Laura o encarou, os olhos cheios de preocupação.
— O que houve com a Luna, amor?
— Ela não sabe o que aconteceu com a mãe — respondeu ele colocando a chamada no viva voz. — Mas está chorando muito, me chamando… chamando a mãe.
— Papai… — disse Luna, chorando.
Edgar mudou completamente o tom.
— Luz da minha vida, por que você está chorando? — perguntou Edgar.
— Papai, eu não sei… eu tô triste — disse ela, fungando. — Vem ficar comigo?
Laura sentiu o peito apertar. Ela segurou o braço de Edgar com firmeza.
— Meu amor, o papai está um pouquinho longe — explicou ele com cuidado. — Lembra que eu te falei que iria fazer uma viagem rápida? Ontem você até me viu contando a história do jatinho…
Laura apertou mais o braço dele e falou baixo, decidida.
— Nós vamos voltar agora.
Edgar olhou para ela, admirado. Passou o polegar pelo rosto dela num carinho silencioso, cheio de gratidão.
— Papai… a mamãe disse que o senhor me abandonou. — Luna chorou.
O coração de Edgar pareceu falhar uma batida. Ele respirou fundo.
— Luna, nunca mais fala isso — respondeu ele, com firmeza e amor. — Eu nunca vou abandonar você, meu amor. Eu sei que tudo está sendo novo, mas nós vamos nos adaptar com essa nova vida. Se acalma. O papai vai se arrumar aqui e, em poucas horas, estarei chegando aí.
— Promessa de dedinho, papai? — perguntou ela, fungando.
— Promessa de dedinho — respondeu ele, tentando sorrir com a voz. — Agora para de chorar, senão você vai vomitar. Quero ver você se acalmando, combinado?
Laura desceu da mesa e foi para o quarto arrumar as coisas. Edgar observou e a acompanhou. Ele começou a contar uma história para Luna e sentou-se na cama. Quando ela se acalmou, despediu-se, e pediu para que ela passasse o celular para a empregada.

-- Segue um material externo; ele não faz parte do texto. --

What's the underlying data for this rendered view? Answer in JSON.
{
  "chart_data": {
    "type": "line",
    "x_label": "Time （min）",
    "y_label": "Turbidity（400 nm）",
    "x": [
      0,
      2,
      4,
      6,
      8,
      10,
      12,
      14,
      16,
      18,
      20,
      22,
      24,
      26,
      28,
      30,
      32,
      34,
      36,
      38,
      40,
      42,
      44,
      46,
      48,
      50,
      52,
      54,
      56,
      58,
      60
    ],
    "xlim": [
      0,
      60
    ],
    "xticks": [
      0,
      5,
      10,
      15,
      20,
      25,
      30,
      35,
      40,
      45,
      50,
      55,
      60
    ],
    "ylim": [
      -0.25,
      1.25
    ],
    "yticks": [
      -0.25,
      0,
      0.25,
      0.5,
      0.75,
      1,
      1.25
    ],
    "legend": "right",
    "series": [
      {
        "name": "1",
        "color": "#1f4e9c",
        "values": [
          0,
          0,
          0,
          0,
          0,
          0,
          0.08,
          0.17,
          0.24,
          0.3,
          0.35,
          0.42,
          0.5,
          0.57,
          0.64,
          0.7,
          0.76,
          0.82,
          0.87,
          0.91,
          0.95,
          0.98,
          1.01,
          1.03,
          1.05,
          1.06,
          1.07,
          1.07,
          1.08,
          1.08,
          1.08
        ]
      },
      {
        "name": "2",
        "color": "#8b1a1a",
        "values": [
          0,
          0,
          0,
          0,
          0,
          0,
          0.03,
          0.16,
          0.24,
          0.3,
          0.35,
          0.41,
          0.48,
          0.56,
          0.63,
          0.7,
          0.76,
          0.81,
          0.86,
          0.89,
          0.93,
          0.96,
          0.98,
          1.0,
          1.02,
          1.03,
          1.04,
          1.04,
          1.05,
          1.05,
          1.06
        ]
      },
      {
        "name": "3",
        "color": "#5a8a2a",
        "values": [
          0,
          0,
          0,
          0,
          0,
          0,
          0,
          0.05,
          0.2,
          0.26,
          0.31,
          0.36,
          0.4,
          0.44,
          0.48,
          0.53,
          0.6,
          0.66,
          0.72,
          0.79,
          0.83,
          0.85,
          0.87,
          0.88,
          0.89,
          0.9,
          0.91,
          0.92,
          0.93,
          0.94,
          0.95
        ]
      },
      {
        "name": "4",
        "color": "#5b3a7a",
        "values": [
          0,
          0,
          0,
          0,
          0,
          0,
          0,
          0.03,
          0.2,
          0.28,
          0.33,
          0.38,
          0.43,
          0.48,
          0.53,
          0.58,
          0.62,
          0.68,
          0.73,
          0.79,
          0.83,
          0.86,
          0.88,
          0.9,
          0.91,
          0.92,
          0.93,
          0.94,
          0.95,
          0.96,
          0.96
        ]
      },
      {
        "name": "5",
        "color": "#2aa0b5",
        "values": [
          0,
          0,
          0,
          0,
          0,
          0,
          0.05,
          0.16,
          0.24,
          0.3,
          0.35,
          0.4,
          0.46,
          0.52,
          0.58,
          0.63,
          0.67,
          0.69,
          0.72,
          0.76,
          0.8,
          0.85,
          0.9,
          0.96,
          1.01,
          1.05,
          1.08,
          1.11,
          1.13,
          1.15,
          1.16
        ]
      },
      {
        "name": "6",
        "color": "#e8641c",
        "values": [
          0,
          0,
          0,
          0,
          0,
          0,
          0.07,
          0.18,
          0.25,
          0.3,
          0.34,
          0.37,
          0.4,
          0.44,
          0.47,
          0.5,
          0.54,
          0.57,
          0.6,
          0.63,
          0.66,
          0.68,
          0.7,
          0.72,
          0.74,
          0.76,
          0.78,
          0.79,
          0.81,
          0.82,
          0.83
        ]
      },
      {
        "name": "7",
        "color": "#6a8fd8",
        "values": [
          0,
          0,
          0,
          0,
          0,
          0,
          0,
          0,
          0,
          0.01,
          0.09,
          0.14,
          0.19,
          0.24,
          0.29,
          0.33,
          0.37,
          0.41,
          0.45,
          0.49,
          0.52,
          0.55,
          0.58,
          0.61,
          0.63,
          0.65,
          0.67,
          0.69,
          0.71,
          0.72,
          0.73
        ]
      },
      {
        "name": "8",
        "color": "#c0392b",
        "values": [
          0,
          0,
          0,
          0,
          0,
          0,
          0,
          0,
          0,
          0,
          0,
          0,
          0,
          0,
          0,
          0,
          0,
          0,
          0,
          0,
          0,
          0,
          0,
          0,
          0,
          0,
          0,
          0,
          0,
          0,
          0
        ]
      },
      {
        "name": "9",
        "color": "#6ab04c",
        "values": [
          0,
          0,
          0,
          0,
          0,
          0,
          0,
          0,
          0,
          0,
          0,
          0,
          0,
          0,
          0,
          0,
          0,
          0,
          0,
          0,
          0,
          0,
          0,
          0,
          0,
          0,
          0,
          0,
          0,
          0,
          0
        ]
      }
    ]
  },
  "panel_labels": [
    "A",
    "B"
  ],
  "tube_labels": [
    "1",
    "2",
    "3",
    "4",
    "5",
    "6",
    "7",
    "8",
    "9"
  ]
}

— Dona Rute, eu estou voltando.
Edgar desligou. Laura veio até ele e ficou entre as pernas dele.
— Desculpa por ter que acabar nosso momento assim — disse Edgar.
— Enquanto minha filha está internada no hospital, você estava se divertindo com a amante — disparou, levantando levemente o queixo em desprezo. — O que está fazendo aqui?
Edgar fechou a porta com cuidado excessivo, como se aquele simples gesto fosse uma tentativa de conter o caos. Endireitou os ombros antes de responder, a voz controlada, mas dura.
— Eu não devo satisfação da minha vida à senhora — disse, pausadamente. — Mas vou respeitar sua idade. Estou na minha casa. E Laura não é minha amante. A senhora sabe muito bem que Marcela e eu estávamos separados há muito tempo. — Ele respirou fundo. — Se me der licença, vou pegar minha filha.
Sem esperar resposta, virou-se em direção à escada. A movimentação foi imediata. Eleanor se levantou bruscamente, o rosto vermelho, as mãos tremendo de raiva.
— Minha filha está assim por sua culpa! — gritou, avançando um passo. — E a minha neta não sai daqui!
Edgar se virou na mesma hora. O olhar, antes contido, agora era firme, cortante.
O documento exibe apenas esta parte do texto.